On her twenty-seventh birthday, she rests her hat on the table and calls up the stairs. She walks to the fridge and pulls out two bottles of beer, gripping both in the fingers of one hand while she finds the bottle opener. She flicks the lids off and walks through the main room, waiting for Dolls to appear in the doorway, handing him one of the beers. She meets his smile with her own grin, and takes a gulp of the beer, settling into her favorite chair. She feels behind her for her mother's cushion, pulling it onto her lap.

She looks at his familiar face; takes in the broad expanse of his shoulders; the loving lines at the corners of his eyes. She tells him about the cases that have made up her week, every person she's spoken to, every small thing Nedley has taught her. She can hear her father saying her name, Alice Michelle, even though he's quiet, sitting still in front of her. She can feel her parents, never quiet, doing the same thing. She can feel the world getting smaller and warmer, and she can feel the place she knows she will one day find.

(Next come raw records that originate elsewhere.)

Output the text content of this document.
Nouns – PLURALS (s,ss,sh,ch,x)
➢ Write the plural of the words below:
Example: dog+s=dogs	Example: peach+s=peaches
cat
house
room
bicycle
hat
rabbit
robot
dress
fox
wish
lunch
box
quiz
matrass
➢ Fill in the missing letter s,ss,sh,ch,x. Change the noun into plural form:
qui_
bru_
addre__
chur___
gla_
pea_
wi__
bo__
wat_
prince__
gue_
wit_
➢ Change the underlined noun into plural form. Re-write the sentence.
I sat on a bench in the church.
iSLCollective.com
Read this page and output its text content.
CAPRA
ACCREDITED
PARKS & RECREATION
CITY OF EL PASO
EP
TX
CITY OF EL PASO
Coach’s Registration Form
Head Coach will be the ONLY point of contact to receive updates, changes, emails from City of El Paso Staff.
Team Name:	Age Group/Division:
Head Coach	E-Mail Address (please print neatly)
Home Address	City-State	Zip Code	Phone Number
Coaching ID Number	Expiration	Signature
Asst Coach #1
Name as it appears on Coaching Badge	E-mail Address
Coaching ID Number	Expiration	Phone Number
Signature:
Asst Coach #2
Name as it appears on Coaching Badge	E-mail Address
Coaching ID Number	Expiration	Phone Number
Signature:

Nicole stands in front of a door. She knows before she looks down that there's snow under her feet. A deep, clean cold all around her. The breath in her lungs is a sharp pleasure of frozen air, and she breathes out, hard, watching the plume of warmth flood over her vision until it gets lost in the coldness. The summer no more. She looks up, reading the word above the door, Perkatory, and smiles. She knows what's on the other side. The ground aligning under her feet. Everything in its place. Her memory fully alive and fully intact, returned.

Her body, free of pain, recognizing every small part of the world without ever having seen it before. She can feel Waverly on the other side of the door. She can close her eyes and see a young, dark-haired woman sitting on the porch of the homestead. Alive and free.